Hawker read over her shoulder. “French. And old. I think that’s the first of your codes I ever learned. I can probably read it better than you.”

“Almost certainly. You are good with codes. It was expunged many years ago. If she had been working with the Police Secrète, she would have changed to a more recent one.” She flipped through the pages. “Everything is undated, but see how the ink has gone pale at the beginning of the book. This is years of writing.”

“Let’s see the last pages.” He opened the book near the end. A minute passed. “She’s not just using the old symbols. She’s added new stuff. And it’s in English.” He frowned. “It says, ‘I have failed in my . . .’ There’s something I can’t read here. ‘In my mission once again. The rifle was inaccurate. Le Maître will not be pleased.’ Owl, we’re going to find it all. It’s in here.”

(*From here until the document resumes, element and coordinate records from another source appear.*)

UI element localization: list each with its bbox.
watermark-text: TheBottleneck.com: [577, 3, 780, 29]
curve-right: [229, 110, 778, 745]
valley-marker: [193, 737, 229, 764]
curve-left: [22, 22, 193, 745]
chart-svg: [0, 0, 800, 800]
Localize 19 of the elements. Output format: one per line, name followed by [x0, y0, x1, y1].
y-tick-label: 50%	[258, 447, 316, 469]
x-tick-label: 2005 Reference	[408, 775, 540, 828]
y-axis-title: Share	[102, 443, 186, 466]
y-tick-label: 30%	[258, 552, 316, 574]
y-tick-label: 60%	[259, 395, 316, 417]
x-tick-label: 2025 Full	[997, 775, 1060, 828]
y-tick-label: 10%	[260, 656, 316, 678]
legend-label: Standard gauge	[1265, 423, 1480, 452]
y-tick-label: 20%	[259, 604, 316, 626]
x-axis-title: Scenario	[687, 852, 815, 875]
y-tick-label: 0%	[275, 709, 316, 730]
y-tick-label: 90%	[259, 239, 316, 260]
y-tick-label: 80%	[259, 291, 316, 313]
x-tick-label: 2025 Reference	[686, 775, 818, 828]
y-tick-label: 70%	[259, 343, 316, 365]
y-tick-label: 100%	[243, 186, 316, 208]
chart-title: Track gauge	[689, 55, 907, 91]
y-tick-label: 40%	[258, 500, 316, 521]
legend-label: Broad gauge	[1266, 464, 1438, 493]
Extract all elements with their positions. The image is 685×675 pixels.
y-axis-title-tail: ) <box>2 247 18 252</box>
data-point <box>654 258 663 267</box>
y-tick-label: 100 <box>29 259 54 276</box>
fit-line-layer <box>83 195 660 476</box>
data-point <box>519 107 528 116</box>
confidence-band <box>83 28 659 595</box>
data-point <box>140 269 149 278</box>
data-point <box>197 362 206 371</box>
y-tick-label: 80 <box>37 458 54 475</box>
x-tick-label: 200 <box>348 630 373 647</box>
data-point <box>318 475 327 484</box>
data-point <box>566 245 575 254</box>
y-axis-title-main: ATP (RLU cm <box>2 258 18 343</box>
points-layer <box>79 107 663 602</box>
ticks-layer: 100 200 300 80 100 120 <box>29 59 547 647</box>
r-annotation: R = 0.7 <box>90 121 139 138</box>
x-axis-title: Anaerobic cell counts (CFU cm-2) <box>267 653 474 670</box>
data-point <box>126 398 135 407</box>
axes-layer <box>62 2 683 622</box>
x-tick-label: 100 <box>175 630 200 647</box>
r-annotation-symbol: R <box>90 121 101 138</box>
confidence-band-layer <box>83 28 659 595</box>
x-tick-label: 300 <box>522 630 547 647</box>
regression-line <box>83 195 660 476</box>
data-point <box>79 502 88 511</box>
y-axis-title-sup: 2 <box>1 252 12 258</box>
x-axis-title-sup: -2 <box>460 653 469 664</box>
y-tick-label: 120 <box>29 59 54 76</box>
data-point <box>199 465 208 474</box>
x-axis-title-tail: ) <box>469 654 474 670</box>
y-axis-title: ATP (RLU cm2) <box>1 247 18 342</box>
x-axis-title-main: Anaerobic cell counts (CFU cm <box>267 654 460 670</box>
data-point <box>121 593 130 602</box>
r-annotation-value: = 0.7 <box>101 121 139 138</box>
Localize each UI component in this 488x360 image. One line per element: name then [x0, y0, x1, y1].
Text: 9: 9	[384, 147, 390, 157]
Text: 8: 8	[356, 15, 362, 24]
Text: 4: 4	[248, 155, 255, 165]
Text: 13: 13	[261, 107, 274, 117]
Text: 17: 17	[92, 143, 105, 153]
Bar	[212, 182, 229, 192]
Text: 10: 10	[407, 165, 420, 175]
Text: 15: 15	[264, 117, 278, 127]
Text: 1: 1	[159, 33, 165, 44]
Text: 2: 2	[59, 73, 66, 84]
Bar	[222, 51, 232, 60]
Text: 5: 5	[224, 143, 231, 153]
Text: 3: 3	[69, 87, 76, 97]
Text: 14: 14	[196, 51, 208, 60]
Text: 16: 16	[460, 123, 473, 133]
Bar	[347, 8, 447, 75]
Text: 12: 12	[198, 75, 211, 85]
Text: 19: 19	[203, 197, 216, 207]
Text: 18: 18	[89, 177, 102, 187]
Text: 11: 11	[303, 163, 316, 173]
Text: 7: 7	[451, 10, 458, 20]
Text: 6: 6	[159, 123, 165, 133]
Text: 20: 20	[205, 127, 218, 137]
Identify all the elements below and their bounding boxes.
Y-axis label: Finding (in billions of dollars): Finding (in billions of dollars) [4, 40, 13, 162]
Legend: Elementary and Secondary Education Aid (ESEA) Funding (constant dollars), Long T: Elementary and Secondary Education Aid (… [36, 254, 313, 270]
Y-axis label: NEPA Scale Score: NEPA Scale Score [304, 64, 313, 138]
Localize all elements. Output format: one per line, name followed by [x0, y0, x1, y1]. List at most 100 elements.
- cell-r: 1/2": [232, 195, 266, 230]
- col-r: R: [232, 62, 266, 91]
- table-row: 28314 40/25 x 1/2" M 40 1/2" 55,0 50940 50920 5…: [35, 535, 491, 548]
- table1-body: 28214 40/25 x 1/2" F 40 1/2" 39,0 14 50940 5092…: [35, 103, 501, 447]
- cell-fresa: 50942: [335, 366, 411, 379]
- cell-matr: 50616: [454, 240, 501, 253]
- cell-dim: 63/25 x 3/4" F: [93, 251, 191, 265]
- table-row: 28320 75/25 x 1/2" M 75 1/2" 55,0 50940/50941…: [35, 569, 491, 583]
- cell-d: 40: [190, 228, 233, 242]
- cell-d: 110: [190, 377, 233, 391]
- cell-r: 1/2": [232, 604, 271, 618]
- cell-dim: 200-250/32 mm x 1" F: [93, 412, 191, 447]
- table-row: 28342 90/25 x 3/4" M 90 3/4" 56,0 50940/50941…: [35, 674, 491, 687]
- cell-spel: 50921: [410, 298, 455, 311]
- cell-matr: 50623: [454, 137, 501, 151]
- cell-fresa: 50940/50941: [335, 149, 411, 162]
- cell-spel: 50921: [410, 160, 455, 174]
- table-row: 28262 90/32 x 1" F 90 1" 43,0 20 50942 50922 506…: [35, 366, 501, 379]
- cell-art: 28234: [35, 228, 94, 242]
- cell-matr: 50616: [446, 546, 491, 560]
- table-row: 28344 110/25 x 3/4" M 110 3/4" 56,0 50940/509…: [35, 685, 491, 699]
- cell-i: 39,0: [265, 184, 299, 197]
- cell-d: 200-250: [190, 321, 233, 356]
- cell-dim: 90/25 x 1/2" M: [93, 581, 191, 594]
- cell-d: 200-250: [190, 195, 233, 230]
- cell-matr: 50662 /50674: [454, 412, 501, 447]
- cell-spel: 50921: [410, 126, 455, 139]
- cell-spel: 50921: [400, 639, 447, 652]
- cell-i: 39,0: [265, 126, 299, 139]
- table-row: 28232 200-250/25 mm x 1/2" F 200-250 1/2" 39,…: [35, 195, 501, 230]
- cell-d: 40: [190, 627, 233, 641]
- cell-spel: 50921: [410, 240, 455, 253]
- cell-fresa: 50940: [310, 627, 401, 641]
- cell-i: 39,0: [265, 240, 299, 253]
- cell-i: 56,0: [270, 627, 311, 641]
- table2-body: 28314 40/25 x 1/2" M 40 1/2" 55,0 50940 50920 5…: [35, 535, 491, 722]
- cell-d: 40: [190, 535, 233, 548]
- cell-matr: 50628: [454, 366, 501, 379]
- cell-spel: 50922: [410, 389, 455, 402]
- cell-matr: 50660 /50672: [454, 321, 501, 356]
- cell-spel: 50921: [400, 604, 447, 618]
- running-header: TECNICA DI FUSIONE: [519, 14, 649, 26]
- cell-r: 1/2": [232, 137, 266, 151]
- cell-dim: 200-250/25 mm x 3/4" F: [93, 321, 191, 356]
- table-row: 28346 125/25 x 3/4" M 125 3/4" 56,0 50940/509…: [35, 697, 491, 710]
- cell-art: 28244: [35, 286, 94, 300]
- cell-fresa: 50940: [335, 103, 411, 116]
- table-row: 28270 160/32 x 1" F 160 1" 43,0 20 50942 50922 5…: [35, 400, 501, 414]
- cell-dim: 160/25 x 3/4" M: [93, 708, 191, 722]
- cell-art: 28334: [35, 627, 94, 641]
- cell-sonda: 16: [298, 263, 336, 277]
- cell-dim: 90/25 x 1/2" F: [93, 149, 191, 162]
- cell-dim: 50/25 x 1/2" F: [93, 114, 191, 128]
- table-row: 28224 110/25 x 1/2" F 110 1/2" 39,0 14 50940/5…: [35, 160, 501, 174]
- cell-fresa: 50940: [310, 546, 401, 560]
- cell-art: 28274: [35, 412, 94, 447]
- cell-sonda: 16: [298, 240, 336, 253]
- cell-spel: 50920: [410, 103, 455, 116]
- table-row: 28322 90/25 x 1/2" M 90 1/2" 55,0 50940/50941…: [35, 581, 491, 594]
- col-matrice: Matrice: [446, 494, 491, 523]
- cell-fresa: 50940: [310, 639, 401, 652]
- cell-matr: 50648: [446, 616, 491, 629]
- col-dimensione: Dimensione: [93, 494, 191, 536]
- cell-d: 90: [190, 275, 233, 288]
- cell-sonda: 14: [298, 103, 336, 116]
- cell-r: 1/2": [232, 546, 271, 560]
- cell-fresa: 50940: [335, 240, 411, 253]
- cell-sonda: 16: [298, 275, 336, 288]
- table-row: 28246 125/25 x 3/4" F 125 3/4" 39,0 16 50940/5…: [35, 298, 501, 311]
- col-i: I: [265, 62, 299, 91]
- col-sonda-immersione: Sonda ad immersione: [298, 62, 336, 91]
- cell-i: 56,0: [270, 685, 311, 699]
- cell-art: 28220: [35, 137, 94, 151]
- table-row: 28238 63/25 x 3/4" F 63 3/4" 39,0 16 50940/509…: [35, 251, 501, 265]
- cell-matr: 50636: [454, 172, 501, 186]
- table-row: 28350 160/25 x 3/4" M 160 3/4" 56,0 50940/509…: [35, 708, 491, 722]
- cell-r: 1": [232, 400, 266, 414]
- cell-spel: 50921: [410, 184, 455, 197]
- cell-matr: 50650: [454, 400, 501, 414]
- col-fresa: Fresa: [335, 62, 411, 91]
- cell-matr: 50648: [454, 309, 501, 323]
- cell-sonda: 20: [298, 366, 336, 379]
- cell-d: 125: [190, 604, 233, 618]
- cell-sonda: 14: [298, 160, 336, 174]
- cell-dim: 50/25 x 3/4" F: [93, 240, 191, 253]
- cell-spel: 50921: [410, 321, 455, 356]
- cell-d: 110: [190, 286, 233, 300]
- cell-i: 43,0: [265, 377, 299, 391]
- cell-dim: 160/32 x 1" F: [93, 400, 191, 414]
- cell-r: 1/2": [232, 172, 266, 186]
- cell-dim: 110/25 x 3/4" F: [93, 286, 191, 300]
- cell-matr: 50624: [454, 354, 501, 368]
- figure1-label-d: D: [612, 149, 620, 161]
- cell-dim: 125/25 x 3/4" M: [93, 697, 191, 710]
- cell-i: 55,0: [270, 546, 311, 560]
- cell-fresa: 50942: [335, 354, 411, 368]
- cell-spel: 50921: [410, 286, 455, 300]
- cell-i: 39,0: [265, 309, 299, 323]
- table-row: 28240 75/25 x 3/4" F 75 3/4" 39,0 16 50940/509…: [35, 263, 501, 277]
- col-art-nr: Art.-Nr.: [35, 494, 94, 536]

“Her mission. Her Master. She was working for someone.”

“She says, ‘I have been seen. I must wait until their suspicions are—’”

She heard a whistle below, from the garden. A snatch of song.

She would have ignored it. A boy in the lane on an errand.

Hawker leaned over the railing of the balcony and watched the man who had entered the garden. Watched hand signs. Made one of his own and then another.

“Outside,” he said. He headed for the front door of the apartment, hurrying.

She did not make complications when important matters went forward. But she also did not follow blindly. “What is happening? Give me ten words.”